The locations and sub-locations were subdivided into smaller areas so that administrators could have fewer people to serve with the aim being better service provision—but things have turned out differently, for the worse.
Then there is technology which should speed up responses but technological advances have not added to the improvement of quality of life as people seem worse off than when they made use of the few public telephone booths in market centres.
The poor quality of life is not confined to rural areas. Urban areas have become concrete jungles with more people living in squalid conditions despite taxes getting increased by the hour.
Kenya’s premier city, Nairobi, a regional hub once touted as Green City in the Sun has turned into a grim, and dirty urban jungle where the leadership is at the forefront of increasing the rot.
Devolution was supposed to help the citizenry enjoy the fruits of Independence by eradicating the so-called historical injustices meted out to certain communities, but the elected representatives see it as an opportunity to fatten their bank accounts.
They measure their success through physical infrastructure, and not service provision.

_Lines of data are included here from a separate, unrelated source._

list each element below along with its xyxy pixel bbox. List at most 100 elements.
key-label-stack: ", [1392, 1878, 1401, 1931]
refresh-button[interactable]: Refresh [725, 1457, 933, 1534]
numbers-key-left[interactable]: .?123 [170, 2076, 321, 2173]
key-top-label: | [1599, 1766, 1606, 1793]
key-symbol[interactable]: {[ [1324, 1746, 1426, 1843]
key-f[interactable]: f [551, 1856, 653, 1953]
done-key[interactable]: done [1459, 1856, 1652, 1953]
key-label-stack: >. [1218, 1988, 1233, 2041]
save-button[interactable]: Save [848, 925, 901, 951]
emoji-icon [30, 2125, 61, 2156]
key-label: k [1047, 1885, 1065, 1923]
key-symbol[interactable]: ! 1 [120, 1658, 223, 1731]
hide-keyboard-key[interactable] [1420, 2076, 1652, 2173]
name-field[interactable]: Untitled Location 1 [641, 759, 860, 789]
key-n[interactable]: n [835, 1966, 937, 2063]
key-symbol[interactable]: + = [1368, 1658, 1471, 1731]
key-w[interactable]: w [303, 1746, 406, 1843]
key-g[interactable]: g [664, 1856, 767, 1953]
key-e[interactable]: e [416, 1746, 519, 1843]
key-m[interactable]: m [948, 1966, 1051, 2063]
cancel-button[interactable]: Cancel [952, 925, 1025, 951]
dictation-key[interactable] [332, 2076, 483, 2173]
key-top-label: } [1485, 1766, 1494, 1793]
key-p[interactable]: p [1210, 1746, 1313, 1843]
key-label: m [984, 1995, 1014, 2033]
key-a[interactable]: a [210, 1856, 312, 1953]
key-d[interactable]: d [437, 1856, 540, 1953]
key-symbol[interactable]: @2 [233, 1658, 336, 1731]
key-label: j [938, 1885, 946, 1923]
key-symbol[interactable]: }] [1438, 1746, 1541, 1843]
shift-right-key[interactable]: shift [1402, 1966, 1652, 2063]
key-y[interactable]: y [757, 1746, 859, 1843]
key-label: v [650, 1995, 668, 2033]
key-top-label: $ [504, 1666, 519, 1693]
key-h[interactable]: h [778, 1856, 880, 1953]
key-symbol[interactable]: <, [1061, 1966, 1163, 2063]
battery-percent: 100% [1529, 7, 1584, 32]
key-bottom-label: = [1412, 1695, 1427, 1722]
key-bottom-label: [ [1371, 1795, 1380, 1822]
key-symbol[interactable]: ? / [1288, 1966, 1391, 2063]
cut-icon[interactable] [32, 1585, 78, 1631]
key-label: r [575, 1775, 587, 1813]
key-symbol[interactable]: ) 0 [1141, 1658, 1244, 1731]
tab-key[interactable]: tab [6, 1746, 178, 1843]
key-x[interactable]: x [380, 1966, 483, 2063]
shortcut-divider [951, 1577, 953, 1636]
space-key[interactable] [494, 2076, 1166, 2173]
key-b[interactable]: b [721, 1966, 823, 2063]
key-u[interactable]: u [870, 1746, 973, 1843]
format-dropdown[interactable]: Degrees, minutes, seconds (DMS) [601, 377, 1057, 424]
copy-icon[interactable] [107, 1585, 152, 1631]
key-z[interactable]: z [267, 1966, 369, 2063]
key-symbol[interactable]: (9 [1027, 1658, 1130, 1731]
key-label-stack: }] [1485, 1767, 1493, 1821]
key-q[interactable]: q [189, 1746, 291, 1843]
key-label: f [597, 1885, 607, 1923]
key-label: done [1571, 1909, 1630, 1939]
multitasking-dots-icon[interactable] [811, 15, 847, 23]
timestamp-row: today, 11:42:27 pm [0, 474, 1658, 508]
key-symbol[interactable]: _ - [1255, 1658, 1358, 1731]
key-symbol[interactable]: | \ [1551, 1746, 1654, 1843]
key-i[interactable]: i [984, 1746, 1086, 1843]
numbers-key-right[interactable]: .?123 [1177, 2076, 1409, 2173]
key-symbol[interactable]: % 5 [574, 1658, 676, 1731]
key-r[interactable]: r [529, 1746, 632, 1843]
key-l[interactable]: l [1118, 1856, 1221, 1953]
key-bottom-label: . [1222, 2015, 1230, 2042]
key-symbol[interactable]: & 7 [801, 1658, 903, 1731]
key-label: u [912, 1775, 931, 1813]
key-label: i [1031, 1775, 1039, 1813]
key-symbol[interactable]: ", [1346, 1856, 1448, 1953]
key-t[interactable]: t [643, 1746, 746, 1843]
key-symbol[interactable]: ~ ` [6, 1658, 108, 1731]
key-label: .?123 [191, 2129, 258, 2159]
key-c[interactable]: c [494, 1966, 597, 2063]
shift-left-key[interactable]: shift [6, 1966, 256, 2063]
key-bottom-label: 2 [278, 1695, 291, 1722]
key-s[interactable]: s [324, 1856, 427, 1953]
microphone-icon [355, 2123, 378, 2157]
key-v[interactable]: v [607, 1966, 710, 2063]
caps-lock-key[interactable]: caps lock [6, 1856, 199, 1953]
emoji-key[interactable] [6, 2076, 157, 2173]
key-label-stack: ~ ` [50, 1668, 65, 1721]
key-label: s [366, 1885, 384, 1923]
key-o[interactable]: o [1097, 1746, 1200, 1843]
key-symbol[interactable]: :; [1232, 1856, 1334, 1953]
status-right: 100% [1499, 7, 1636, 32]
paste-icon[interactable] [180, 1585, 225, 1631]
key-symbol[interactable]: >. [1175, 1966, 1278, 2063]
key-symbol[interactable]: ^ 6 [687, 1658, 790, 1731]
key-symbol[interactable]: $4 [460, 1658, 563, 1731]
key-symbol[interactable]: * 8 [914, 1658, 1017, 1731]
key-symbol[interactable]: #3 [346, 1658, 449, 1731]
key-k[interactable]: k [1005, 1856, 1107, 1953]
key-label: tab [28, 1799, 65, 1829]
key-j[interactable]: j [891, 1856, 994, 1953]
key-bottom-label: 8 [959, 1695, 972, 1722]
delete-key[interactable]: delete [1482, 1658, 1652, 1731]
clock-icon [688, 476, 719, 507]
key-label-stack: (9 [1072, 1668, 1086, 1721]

The dispensaries and health centres have been leveled up to hospitals which in many cases are just buildings that were put up by their cronies who got tenders through underhand dealings.
At the national level, sloganeering gets louder as personality politics of praise and worship take centre stage. The message from the leaders is that listening to the citizenry is not something they signed up for.
To the Executive, ignoring the voters’ cries is the best policy, and when they talk about their lived experiences of suffering, they are told they are wrong, they do not understand how things work, they are just on a fault-finding mission.
There is a total communication breakdown between the Executive and the governed and only one party is seeing that disconnect because they are suffering and their concerns are being downplayed.
The freedoms Kenyans died for during the fights for Independence in the 1950s, political pluralism, and a new constitutional order in the 1980s and 1990s are being trampled upon, with impunity.
Some of the people who fought for those freedoms were co-opted in the government of the day, and have changed tune and become the choirmasters and mistresses of oppression.
It is not a case of the more things change the more they remain the same. It is a case of things getting worse. Freedom fighters of yore are the supporters of the government’s highhandedness, they are the praise singers and worshippers of corrupt systems because they benefit from it.
They have gone against the ideals they were fighting for and those coming out as the alternative cannot be trusted because they were once beneficiaries of favouritism; they know the benefits of corrupted systems and are just waiting for the right opportunity to join the current gravy train.
The systems are broken and stop-gap measures will not mend them. Kenya needs a total reset—and that requires much more than empty promises of installing machines for making one million chapatis per day.
The writer is Managing Editor of the Alliance for Science (AfS). These views are solely his.